Creating new perspectives since 2009

Hundreds of authors condemn Libyan authority’s confiscation of books

January 24, 2017 at 2:54 pm

Image of Brazilian novelist Paulo Coelho [Paulo Coelho/Wikipedia]

More than 100 Libyan writers and intellectuals, including renowned Brazilian novelist Paulo Coelho, have joined together to condemn Libya security forces’ mass seizure of books deemed “erotic” or anti-Islamic.

Coelho’s books were among dozens of books imported from Egypt that were seized by the Libyan authorities from a truck heading from Tobruk to Benghazi.
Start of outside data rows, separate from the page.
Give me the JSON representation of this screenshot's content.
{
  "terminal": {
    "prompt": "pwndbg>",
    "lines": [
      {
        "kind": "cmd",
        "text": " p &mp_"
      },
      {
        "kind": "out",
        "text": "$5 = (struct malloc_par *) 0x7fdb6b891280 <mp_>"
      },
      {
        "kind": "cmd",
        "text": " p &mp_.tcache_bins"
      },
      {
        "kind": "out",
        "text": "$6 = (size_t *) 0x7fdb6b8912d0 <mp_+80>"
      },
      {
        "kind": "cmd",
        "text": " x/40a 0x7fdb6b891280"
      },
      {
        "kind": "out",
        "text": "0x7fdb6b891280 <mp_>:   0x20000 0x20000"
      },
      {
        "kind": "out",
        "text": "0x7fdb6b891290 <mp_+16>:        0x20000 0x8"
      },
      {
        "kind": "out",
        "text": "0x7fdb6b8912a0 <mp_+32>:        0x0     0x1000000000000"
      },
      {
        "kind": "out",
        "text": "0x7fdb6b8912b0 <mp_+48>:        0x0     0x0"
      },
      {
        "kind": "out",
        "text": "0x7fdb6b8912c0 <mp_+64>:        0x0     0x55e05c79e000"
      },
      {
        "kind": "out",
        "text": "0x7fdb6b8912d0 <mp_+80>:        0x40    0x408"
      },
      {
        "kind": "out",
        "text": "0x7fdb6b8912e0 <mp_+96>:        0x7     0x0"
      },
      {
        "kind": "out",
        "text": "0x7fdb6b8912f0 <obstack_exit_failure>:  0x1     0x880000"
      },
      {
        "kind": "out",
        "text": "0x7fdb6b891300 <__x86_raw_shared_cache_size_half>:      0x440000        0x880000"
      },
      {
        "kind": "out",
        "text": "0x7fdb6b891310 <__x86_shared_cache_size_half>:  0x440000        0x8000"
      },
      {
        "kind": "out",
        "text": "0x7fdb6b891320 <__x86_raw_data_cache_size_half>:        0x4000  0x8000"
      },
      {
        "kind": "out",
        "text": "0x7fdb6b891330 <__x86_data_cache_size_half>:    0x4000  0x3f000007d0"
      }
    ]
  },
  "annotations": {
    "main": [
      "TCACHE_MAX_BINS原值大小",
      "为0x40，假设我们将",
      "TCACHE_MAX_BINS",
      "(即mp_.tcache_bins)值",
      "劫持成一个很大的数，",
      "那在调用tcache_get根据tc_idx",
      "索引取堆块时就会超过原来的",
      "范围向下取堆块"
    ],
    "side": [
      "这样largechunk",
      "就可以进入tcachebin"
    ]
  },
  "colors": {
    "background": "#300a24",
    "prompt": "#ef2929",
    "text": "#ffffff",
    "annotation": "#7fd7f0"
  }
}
“Contacting the Brazilian embassy. There’s little they can do but I can’t just sit and watch my books being burned,” Coelho tweeted in protest yesterday.  Brazil’s diplomatic mission to Libya is currently based in neighbouring Tunisia.

Lawyer and activist Azza Maghur, novelist and painter Radhouane Bouchwicha and writer Idriss Al-Tayyib were among those condemning the confiscation.

Included in the seizure were the works by Egyptian Nobel Prize-winning novelist Naguib Mahfouz, Arabic translations of books by German philosopher Friedrich Nietzsche and American writer Dan Brown.

A video of the mass book seizure was posted online where security officials and religious leaders denounced the “cultural invasion,” claiming that the books contained information on Christianity and sorcery, as well as erotic material that conflicts with Islam.

Al-Marj and the rest of eastern Libya is currently under the control of the self-declared Libyan National Army under the leadership of Field Marshall Khalifa Haftar.

In an open letter, the novelists and intellectuals called the confiscation “intellectual terrorism” and “an attempt to muzzle voices and confiscate opinion and thought.”

Similarly the confiscation was condemned on social media with the hashtag “books are read, not confiscated.”